Si l’armée israélienne échoue dans sa première tâche, la seconde semble également irréalisable, d’autant plus que la récente opération israélienne à Rafah a repoussé des centaines de milliers de Gazaouis déplacés, de la frontière entre Gaza et l’Égypte vers le centre de la bande.

Netanyahou ne semble pas avoir de véritable plan pour Gaza, ni pour le moment, ni après la guerre. Il prolonge donc la guerre malgré le fait que son armée est épuisée et contrainte de se battre sur plusieurs fronts.

Blâmer Netanyahou pour ne pas avoir produit une vision « du lendemain » pour Gaza, cependant, est également un vœu pieux, car cela suppose qu’Israël a toutes les cartes en main. Or, il n’en a aucune.

Bien sûr, il existe une alternative au scénario d’une guerre sans fin, à savoir la levée définitive du siège de Gaza, la fin de l’occupation militaire et le démantèlement du régime d’apartheid. Cela permettrait aux Palestiniens de jouir de leur liberté et de leurs droits, tels qu’ils sont consacrés, voire garantis, par le droit international et le droit humanitaire.
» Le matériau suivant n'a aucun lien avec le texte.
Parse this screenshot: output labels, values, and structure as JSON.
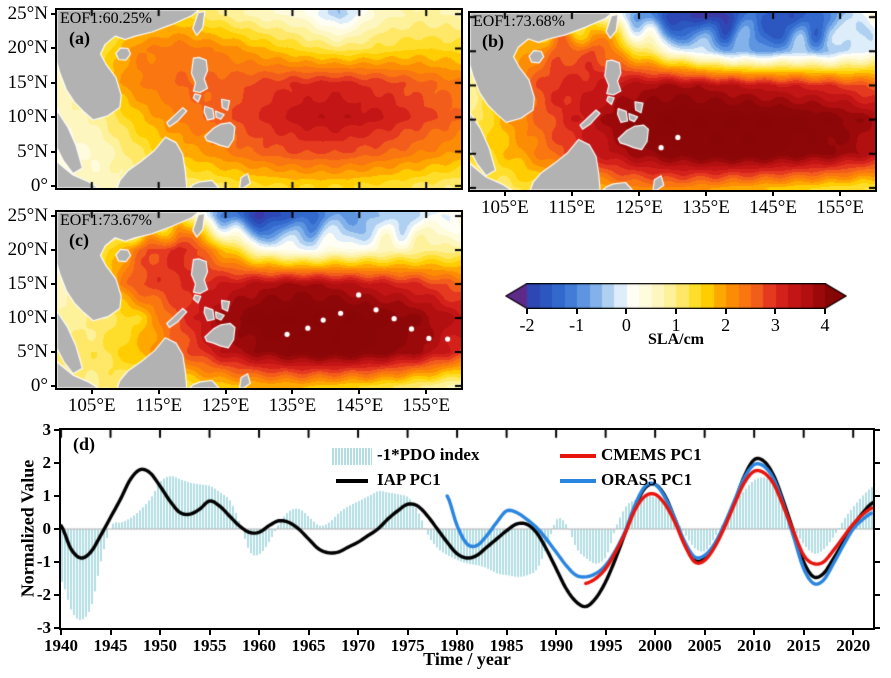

Si la communauté internationale avait le courage d’imposer à Tel-Aviv une telle réalité « du jour au lendemain », la guerre et la résistance n’auraient plus lieu d’être.

Ramzy Baroud est journaliste et rédacteur en chef de la Palestine Chronicle. Il est l’auteur de cinq livres, dont « Ces chaînes seront brisées : Palestinian Stories of Struggle and Defiance in Israeli Prisons » (2019), « My Father Was a Freedom Fighter : Gaza’s Untold Story » (2010) et « The Second Palestinian Intifada : Chronique de la lutte d’un peuple » (2006). M. Baroud est chercheur principal non résident au Centre pour l’islam et les affaires mondiales (CIGA) de l’université Zaim d’Istanbul (IZU).